A key finding that has emerged from the center’s work thus far is that a common core system of reward regions in the brain seems to be activated in all of these decision-making situations, “whether you learn how to make decisions through your own experience or you learn by watching someone else do something,” Adolphs says. That core includes two brain regions—the posterior cingulate cortex and the ventral striatum—as well as a portion of the vmPFC. Additional brain systems seem to work with and feed information to these core regions when social rewards are added to the decision-making mix.
Of course, scientists still have much to learn about the core reward system. For example, although fMRI may show a relatively large blobby region being activated during a particular task, researchers would like to find out if all or only some of the neurons in those areas are activated. For that, they need to use additional techniques and consider new, inventive models. Only then will they be able to work out the details of how the core regions are interconnected.
By figuring out how people make decisions when everything is working typically, Caltech’s neuroeconomists and their colleagues hope one day to be able to determine what exactly is happening when people make bad decisions—and then to devise strategies to help us all make better choices, whether that be to stop taking drugs, to stay in school, or to behave altruistically.
“If you had to boil it down to ‘What’s the number one problem in the world?’ well, it would be poor decision making,” says Adolphs. “It’s very hard to make complex decisions, especially when the consequences of those decisions will occur far in the future. Understanding how to improve that kind of decision making, that’s the big challenge. And neuroeconomics is the only scientific way to really crack it.”
Ralph Adolphs is the Bren Professor of Psychology and Neuroscience and professor of biology. He is also the director of the Caltech Conte Center for Neuroscience. His work is funded by the National Institutes of Health (NIH) and the Simons Foundation.
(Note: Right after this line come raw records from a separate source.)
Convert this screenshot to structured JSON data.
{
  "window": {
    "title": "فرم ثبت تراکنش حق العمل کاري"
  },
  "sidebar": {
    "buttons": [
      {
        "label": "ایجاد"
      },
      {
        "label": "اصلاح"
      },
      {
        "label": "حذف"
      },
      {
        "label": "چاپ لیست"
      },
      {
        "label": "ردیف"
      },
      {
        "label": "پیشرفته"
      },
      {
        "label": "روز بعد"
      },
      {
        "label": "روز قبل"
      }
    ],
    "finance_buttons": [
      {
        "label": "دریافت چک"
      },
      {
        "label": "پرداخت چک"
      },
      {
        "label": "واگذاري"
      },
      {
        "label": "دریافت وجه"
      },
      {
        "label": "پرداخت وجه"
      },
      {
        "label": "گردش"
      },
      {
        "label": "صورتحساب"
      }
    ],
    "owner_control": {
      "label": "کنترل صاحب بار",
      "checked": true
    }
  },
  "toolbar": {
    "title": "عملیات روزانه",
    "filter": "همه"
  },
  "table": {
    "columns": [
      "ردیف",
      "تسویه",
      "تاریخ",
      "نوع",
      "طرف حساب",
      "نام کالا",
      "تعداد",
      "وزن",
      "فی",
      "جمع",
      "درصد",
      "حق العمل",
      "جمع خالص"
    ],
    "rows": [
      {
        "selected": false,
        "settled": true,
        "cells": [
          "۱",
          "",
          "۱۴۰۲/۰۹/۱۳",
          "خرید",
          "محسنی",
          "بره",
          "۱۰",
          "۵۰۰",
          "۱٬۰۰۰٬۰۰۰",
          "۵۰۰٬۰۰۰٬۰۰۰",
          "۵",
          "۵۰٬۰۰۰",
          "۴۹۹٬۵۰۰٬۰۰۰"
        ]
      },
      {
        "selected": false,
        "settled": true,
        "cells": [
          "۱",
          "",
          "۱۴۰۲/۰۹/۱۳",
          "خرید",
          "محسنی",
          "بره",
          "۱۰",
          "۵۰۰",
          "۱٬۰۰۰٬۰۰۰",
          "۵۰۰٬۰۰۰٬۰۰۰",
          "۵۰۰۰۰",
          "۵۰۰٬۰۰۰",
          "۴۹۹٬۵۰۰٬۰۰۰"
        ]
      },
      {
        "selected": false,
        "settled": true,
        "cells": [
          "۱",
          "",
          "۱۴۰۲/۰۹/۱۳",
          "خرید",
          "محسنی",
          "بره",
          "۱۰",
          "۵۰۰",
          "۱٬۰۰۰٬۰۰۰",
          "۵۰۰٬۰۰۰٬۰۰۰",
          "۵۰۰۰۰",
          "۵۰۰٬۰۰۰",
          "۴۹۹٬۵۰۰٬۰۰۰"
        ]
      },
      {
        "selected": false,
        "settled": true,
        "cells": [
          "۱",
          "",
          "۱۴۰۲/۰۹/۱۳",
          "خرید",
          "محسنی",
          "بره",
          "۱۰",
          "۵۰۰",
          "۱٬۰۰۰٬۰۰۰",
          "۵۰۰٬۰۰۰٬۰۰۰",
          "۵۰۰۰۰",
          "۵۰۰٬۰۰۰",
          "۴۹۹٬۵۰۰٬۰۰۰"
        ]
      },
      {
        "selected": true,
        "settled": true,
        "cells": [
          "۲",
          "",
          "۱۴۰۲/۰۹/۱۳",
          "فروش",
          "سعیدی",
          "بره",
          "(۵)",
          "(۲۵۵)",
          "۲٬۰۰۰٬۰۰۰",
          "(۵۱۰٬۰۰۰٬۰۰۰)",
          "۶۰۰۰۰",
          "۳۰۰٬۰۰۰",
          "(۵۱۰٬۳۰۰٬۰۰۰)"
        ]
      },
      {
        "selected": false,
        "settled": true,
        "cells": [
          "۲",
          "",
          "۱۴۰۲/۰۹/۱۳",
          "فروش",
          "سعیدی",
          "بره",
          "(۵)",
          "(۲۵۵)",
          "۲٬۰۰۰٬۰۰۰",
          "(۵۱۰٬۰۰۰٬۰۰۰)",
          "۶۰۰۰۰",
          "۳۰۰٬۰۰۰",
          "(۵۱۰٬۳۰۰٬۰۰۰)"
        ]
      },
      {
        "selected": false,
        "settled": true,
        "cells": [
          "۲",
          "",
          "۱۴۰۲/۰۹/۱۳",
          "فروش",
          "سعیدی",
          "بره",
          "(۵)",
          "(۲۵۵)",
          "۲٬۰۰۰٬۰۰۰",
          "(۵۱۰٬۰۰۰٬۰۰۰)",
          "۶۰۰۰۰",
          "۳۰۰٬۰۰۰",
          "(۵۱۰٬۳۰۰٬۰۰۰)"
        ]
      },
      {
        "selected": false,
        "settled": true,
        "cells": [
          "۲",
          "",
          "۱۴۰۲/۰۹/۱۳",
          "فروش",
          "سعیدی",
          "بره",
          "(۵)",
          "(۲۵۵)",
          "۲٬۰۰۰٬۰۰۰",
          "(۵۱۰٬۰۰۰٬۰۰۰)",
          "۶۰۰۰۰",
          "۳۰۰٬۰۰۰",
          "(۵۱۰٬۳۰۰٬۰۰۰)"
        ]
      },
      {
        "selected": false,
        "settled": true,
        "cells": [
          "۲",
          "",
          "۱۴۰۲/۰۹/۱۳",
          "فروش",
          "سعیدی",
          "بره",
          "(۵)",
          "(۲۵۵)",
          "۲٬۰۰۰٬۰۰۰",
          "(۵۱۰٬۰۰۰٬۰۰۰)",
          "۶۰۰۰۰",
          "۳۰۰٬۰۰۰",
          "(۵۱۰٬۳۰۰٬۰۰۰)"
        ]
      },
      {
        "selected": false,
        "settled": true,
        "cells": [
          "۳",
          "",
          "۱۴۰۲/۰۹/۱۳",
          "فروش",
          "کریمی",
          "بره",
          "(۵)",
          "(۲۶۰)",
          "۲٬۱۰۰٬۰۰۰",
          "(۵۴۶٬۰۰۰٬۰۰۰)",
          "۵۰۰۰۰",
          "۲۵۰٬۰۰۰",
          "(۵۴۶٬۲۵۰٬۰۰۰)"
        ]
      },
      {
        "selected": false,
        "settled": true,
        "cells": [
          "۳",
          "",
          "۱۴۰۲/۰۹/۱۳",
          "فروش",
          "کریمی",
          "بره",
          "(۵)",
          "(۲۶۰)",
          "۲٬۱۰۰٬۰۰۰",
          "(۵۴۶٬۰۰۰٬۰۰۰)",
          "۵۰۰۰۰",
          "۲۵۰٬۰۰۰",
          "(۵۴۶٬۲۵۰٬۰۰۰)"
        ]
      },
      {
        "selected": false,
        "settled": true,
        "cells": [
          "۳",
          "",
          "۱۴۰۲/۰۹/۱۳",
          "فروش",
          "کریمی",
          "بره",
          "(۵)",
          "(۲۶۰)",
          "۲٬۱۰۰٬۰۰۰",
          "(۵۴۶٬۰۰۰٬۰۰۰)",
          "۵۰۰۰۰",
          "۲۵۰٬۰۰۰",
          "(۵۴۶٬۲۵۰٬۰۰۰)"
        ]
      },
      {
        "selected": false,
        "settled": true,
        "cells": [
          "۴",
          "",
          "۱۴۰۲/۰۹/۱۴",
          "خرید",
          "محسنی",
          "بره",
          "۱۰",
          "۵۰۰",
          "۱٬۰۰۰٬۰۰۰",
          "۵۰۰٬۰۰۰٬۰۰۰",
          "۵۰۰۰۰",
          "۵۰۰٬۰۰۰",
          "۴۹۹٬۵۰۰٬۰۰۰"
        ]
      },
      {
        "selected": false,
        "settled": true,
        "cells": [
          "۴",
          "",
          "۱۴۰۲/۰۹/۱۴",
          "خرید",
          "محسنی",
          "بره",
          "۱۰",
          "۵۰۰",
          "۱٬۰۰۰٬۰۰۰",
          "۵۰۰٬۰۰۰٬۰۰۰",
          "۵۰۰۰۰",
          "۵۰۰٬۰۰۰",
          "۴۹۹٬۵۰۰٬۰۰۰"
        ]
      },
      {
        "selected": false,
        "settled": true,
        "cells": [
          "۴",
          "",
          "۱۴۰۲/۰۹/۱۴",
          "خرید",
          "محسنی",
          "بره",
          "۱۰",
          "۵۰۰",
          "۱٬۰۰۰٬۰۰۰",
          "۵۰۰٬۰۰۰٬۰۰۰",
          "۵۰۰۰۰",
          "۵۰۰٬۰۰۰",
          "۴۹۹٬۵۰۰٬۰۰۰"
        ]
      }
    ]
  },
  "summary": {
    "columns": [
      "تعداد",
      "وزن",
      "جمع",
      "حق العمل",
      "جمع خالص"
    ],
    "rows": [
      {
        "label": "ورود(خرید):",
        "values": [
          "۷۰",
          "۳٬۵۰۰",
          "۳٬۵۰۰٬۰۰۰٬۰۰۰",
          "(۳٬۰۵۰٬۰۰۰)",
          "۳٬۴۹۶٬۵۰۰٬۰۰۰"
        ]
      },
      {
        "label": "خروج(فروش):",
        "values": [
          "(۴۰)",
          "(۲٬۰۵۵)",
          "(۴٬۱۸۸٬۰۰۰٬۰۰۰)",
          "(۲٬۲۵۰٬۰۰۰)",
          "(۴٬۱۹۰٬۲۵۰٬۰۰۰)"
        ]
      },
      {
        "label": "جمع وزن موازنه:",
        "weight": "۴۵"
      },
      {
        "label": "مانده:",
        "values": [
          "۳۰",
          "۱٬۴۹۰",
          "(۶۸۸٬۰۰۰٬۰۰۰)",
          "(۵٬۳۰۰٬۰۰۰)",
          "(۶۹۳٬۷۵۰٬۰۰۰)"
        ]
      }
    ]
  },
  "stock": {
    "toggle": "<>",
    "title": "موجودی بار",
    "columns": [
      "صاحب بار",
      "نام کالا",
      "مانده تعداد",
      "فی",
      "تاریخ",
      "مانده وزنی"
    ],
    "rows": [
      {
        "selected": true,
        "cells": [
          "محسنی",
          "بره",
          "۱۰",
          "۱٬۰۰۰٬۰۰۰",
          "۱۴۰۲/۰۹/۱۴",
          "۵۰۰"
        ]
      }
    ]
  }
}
Colin Camerer is the Robert Kirby Professor of Behavioral Economics. He is supported by the National Science Foundation (NSF), the Gordon and Betty Moore Foundation, the Lipper Family Foundation, and the Neuroeconomics Discovery Fund.
John O’Doherty is a professor of psychology and the director of the Caltech Brain Imaging Center. The NIH, the NSF, the National Center for Responsible Gaming, and the Moore Foundation contribute funding to his work.
Antonio Rangel is the Bing Professor of Neuroscience, Behavioral Biology, and Economics. His neuroeconomics work has been supported by the NSF, the NIH, the Moore Foundation, and the Lipper Foundation.